By JOHN DESPER
Despite adding more than 1.4 million square feet of space and the perception of soft demand, the Orange County low-rise office market continues to surge.
Performance largely is influenced by job growth, with an emphasis on employment stability in the mortgage sector.
At 53 million square feet, the low-rise office market has more than twice as much space as the high-rise office market. The low-rise market accounts for 56% of OC’s total 95 million square feet of office space.
The reasons for its popularity are simple,lower occupancy costs, shorter construction, size flexibility and the option to lease or buy.
The vacancy rate of low-rise office space, while up from last year’s 5.9%, remains a healthy 8.2%.
Still, the average asking rent rose by 18% in the first quarter from a year earlier to $2.47 per square foot.
With the John Wayne Airport area and Central County leading the way, the low-rise market rebounded with a strong first quarter of positive square feet absorbed of 474,160 square feet, up from the negative 69,289 net absorption in the fourth quarter.
Building owners of low-rise office space have good reason for long-term optimism as supply and demand fundamentals are in their favor.

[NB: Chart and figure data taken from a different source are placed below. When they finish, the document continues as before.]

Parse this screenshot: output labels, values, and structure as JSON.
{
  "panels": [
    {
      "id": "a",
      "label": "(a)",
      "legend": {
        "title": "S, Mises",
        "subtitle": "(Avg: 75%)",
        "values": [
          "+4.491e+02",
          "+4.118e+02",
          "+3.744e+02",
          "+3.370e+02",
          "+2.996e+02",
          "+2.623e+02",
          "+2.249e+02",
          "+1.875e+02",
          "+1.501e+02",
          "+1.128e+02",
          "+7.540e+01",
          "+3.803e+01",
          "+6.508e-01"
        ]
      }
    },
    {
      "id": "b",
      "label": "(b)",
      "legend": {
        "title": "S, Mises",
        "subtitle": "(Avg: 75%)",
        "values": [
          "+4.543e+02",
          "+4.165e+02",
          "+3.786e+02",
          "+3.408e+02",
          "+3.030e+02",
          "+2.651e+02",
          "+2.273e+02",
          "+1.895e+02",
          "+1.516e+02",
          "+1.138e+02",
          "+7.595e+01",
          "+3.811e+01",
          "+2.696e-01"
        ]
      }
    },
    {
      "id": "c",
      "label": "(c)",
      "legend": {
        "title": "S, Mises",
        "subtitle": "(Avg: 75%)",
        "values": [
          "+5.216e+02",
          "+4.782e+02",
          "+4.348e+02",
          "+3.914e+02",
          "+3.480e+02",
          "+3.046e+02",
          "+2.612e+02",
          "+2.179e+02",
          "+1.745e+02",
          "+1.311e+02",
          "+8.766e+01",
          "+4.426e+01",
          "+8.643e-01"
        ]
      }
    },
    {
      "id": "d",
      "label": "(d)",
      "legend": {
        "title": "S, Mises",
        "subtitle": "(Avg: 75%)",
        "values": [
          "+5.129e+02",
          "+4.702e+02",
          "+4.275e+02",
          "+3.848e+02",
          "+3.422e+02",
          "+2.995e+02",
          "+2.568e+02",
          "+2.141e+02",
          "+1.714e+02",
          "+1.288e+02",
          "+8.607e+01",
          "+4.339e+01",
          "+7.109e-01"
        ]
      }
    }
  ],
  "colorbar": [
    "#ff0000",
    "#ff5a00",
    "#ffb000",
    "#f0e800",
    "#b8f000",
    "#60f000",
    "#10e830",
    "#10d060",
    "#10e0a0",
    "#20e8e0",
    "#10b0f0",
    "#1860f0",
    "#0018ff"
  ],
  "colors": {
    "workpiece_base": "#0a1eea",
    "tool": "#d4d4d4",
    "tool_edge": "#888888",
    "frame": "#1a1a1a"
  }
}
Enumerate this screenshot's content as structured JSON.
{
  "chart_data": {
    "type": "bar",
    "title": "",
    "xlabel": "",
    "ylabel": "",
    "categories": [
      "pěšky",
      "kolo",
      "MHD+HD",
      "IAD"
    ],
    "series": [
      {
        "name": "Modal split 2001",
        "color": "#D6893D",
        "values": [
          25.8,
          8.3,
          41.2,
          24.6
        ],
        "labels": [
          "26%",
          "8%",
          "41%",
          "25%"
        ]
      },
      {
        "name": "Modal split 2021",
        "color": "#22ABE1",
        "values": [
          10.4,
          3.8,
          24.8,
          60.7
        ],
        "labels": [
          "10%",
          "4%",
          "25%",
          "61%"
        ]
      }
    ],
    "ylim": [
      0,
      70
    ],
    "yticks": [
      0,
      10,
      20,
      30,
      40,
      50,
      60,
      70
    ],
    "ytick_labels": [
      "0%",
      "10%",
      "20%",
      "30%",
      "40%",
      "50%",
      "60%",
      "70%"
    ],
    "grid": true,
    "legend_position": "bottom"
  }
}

While there is more than 1.3 million square feet of low-rise space under construction this year, 1.2 million already is leased.
Given the low-rise market has averaged more than 1.4 million square feet of positive net absorption in the past five years and has a low vacancy rate and limited land for construction, you have a long-term supply and demand scenario that works in favor of building owners.
Desper is a first vice president in the Newport Beach office of CB Richard Ellis Inc.